We know that $\sum_{k=1}^{\infty}\frac{1}{k}=\frac{1}{1}+\frac{1}{2}+\frac{1}{3}+\cdots$ diverges.
But for any natural number $n$, $\sum_{k=1}^{n}\frac{1}{k}$ is finite.
The question is; how to compute $\sum_{k=1}^{n}\frac{1}{k}$ for sum natural number $n$, explicitly?
Say $n=50$, how to compute $\frac{1}{1}+\frac{1}{2}+\frac{1}{3}+\cdots+\frac{1}{49}+\frac{1}{50}$, explicitly?

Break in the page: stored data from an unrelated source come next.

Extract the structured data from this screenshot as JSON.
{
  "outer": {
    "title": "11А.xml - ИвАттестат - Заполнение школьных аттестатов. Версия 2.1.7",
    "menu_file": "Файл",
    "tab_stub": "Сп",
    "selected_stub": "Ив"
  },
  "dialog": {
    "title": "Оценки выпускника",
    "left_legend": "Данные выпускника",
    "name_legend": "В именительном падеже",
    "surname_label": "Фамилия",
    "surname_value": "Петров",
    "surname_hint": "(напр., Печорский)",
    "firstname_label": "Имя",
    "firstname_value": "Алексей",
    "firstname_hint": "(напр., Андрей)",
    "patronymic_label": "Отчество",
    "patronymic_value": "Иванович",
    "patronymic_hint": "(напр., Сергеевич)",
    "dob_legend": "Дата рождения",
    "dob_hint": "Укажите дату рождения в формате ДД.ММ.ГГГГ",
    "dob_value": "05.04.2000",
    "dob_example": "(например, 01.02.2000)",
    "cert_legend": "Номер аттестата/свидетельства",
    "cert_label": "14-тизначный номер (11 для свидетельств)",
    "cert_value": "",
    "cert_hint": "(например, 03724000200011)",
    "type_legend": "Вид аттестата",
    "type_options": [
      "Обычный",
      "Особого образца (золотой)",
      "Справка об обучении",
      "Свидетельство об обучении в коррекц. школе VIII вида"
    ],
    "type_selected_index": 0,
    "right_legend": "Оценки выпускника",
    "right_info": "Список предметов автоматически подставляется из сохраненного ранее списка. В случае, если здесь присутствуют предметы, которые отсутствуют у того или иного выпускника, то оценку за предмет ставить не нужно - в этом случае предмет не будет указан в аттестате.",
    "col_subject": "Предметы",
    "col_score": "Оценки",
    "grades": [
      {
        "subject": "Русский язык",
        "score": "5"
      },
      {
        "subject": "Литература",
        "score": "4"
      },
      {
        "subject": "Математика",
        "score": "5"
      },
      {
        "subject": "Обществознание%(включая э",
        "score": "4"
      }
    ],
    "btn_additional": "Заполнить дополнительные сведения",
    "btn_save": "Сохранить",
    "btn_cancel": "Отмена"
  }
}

There is no explicit or exact value but accurate asymptotics $$\sum_{k=1}^n\frac 1k=H_n$$ and, for large values of $n$ $$H_n=\gamma +\log \left({n}\right)+\frac{1}{2 n}-\frac{1}{12 n^2}+O\left(\frac{1}{n^4}\right)$$ For $n=50$, the exact value would be $$H_{50}=\frac{13943237577224054960759}{3099044504245996706400}\approx 4.499205338$$ while the above approximation would give $$\gamma +\log (50)+\frac{299}{30000}\approx 4.499205337$$ which is not too bad (I hope !).